Okonkwo is both representative of the values of his community and a rebel against them at different times in the novel. The obvious point in the novel when Okonkwo's role and position in his society change is when he is exiled by the tribe.
Before his exile, Okonkwo is a leader and a well-respected man of the tribe. He is renowned for his hard work, as noted in his success in growing yams; his physical strength, beginning with his famous wrestling victory over Amalinze the Cat; and his respect and reverence of most of the beliefs and traditions of the tribe. Okonkwo does set himself apart a couple of times, though. For one, he beats his wife during the Week of Peace. The narrator notes that the beating was a result of Okonkwo's "justifiable anger," but the tribe's tradition does not allow for violence of any kind during the Week of Peace. Even more importantly, Okonkwo's actions are called into question when he kills Ikemefuna with his machete. Ikemefuna was destined to be killed by the tribe, as required by the Oracle. However, other respected leaders see Okonkwo's actions as too extreme and as violating the tribe's beliefs about family.
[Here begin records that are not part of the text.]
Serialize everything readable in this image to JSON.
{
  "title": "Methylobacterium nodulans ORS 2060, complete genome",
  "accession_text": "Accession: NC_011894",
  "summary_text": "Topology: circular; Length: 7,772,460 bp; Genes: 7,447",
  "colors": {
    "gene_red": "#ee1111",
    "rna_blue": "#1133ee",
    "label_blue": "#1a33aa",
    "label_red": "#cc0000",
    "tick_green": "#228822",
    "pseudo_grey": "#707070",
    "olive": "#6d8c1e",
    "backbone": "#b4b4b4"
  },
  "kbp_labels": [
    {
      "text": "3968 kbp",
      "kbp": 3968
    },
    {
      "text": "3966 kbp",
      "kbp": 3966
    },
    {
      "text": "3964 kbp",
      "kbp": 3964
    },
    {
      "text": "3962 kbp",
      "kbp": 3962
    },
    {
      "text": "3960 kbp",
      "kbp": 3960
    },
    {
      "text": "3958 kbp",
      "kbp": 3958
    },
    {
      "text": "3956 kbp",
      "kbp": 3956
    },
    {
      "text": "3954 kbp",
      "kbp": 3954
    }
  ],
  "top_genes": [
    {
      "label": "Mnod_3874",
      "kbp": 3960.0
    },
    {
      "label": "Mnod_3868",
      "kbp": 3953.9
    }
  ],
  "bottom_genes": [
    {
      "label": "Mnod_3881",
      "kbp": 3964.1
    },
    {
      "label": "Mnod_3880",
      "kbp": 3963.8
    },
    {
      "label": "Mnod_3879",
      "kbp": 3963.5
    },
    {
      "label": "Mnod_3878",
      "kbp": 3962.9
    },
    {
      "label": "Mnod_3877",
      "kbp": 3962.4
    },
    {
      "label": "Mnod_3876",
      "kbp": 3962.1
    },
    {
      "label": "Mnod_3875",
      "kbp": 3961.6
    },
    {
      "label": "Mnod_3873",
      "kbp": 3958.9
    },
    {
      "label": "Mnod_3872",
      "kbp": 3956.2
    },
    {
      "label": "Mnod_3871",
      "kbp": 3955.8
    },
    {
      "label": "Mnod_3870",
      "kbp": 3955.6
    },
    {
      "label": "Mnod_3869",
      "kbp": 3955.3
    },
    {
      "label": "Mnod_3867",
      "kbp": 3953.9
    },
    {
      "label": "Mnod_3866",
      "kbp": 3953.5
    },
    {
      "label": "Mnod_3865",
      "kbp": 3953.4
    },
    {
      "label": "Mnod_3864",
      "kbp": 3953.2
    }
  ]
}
Finally, the act that results in Okonkwo's exile is seen as going against the values and practices of the clan. At the mourning rites for an elder tribesman, Okonkwo fires a gun and accidentally kills one of the dead man's sons. The narrator says that "nothing like this had ever happened." Clearly, Okonkwo's actions do not represent the values of his community. Thus, he is exiled for a span of seven years; his crime as seen as even worse because it was accidental and, so, a female crime. The Umuofia believe in a fundamental difference between masculinity and femininity and as a leader of the tribe, it would be expected that Okonkwo be a pillar of masculinity.
During Okonkwo's exile, missionaries infiltrate the villages, and when Okonkwo returns, he sees it as his duty to reestablish the older traditions of the clan in the face of this new religion (Christianity). However, too many of the people have converted and the missionaries have had too great an influence. When Okonkwo acts violently against these men, whom he considers usurpers, he knows he is not supported by his community and he commits suicide. This is also a shameful practice in his clan.
One could say that over the course of Things Fall Apart, Okonkwo reflects the values, hopes, and fears of his community less and less.